Kritik zu Noch lange keine Lipizzaner
Olga Kosanović nimmt ihr eigenes Schicksal als Anlass für eine gründliche und vielschichtige Auseinandersetzung mit dem Einbürgerungssystem in Österreich
Olga Kosanović wurde 1995 in Niederösterreich geboren. Bürgerin des Landes ist sie aber nicht. Denn ihre Eltern waren aus Serbien eingewandert und ihr Antrag auf Einbürgerung wurde bisher abschlägig beschieden. Der Grund: Kosanović war in den letzten Jahren 58 Tage zu viel im Ausland – Abiturreise und Stipendien in Hamburg und Prag eingeschlossen. Deshalb werden die geforderten zehn Jahre Anwartschaft wieder von null gestartet. Zum Glück ist die junge Frau graduierte Filmemacherin – und nimmt ihr persönliches Schicksal zum Anlass, sich dem Thema Staatsbürgerschaft in einem dokumentarischen Essay aus unterschiedlichsten Perspektiven zu widmen.
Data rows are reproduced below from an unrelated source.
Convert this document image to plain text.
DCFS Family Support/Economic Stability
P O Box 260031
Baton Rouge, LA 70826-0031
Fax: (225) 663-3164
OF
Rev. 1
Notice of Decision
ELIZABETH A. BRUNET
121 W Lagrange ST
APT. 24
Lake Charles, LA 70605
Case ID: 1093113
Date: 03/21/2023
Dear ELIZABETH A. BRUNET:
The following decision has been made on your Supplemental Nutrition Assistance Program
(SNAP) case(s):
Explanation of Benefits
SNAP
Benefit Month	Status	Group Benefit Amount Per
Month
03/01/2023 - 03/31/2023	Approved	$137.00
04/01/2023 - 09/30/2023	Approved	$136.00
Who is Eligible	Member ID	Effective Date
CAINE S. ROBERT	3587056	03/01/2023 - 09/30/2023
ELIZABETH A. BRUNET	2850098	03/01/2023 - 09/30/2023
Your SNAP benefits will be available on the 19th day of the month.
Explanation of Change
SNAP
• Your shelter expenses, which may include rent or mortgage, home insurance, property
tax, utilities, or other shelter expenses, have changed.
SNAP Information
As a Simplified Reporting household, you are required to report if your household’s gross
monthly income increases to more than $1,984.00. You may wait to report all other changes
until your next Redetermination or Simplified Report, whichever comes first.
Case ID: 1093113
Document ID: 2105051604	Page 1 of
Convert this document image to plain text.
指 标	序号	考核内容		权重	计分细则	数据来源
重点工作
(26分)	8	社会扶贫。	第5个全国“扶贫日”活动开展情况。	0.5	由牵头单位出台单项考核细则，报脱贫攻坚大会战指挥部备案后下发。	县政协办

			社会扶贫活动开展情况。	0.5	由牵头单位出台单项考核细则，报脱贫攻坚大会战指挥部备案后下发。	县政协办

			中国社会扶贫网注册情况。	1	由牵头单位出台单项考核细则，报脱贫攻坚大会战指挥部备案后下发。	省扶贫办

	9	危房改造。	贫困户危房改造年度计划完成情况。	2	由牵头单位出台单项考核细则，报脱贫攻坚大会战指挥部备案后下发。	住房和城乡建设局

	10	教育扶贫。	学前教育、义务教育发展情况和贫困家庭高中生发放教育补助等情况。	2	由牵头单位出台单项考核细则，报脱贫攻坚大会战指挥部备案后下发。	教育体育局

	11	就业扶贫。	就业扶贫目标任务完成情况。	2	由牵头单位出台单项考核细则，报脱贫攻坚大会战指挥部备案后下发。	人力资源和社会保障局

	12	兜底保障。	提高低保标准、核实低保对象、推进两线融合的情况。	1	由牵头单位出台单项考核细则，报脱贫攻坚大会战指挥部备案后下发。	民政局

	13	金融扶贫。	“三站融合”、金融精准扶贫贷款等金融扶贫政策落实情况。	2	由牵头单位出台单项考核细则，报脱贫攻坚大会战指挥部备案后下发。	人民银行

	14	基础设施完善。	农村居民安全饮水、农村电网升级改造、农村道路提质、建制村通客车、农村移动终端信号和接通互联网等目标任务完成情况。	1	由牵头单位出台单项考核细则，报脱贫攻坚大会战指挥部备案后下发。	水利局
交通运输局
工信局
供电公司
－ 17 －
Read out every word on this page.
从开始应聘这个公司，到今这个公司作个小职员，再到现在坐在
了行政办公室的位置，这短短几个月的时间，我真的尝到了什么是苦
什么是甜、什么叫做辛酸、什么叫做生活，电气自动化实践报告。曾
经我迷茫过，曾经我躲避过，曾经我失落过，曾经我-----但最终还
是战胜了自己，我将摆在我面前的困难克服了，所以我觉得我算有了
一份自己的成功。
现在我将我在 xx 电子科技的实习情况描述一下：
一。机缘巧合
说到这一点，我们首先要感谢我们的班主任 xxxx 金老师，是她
Ein bedeutendes Thema: Schließlich haben 20 Prozent der in Österreich lebenden Menschen (in Wien sogar 36 Prozent) keinen Pass des Landes. Dessen Einbürgerungsverfahren gehört – nach Bulgarien, den Vereinigten Arabischen Emiraten und Saudi-Arabien – zu den restriktivsten der Welt: Neben zu ausgiebigem Reisen können auch kleine Ordnungswidrigkeiten, ein zu bescheidenes Einkommen oder falsche Freunde schädlich sein. Kosanovićs Film erzählt dies in einem anregenden Mix filmischer Mittel, von animierten Erklärinserts über spielerische Interventionen bis zu Statements Betroffener und Nichtbetroffener. Wissenschaftler und Wissenschaftlerinnen weisen auch auf das grundsätzliche Demokratieproblem hin, das die (wachsende) Unterrepräsentation städtischer und jüngerer Bevölkerungssegmente bei Wahlen durch Vorenthaltung der Bürgerschaft bedeutet.
»Wenn eine Katze in der Hofreitschule Junge wirft, sind das noch lange keine Lipizzaner«, heißt es im Social-Media-Posting eines gewissen Desert Eagle, was Kosanović neben ihrem Titel und einem griffigen Erzählfaden auch Anlass zu erhellenden Erkundungen in die Geschichte der Vielvölker-Monarchie bietet. Unter anderem mit dem erschütternden Ergebnis, dass auch die symbolträchtigen Pferde der Spanischen Hofreitschule durch multiethnische Verwandtschaft und Herkunft aus dem slowenischen Lipica eigentlich keine Österreicher sind.